La mezcla de lana de Nueva Zelanda y poliéster ofrece un equilibrio entre la calidez noble de la fibra natural y la durabilidad para el uso diario. La manta mantiene su forma, tiene buena caída y sigue siendo cómoda incluso con un uso frecuente.
El patrón sutil y discreto en tonos beige, caramelo y gris claro aporta al interior un carácter tranquilo y natural. La paleta de colores no domina el espacio, sino que introduce orden y armonía. Los flecos añaden ligereza y un acabado suave de estilo hogareño.
El tono del producto puede variar ligeramente según la configuración de la pantalla y las condiciones de iluminación.
Las fotos se realizaron con luz cálida y neutra para mostrar el color y la textura del tejido con la mayor fidelidad posible.

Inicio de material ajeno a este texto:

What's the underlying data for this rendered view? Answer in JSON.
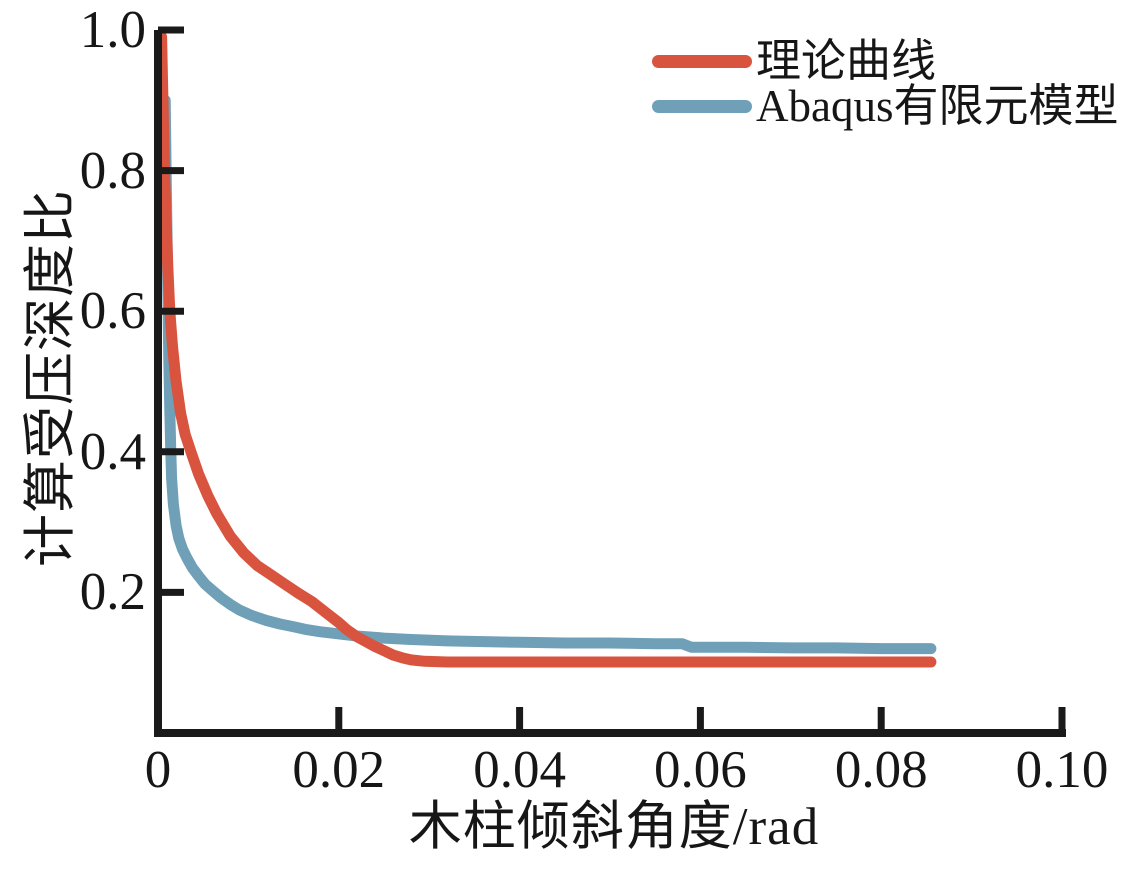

Cada producto incluye sus propias instrucciones de cuidado. Seguirlas ayuda a conservar sus cualidades, su suavidad y su buen aspecto durante más tiempo:
• lavar a máquina a 30 °C en un programa delicado o lavar a mano
• no utilizar lejía ni productos a base de cloro
• no planchar ni utilizar vapor
• secar en horizontal o sobre un tendedero, lejos de fuentes de calor y de la luz solar directa
El producto cuenta con la certificación OEKO-TEX® STANDARD 100, que confirma la seguridad de los materiales y tintes utilizados.
Es adecuado para el contacto directo con la piel y seguro para niños, por lo que es una opción fiable para el uso diario en casa.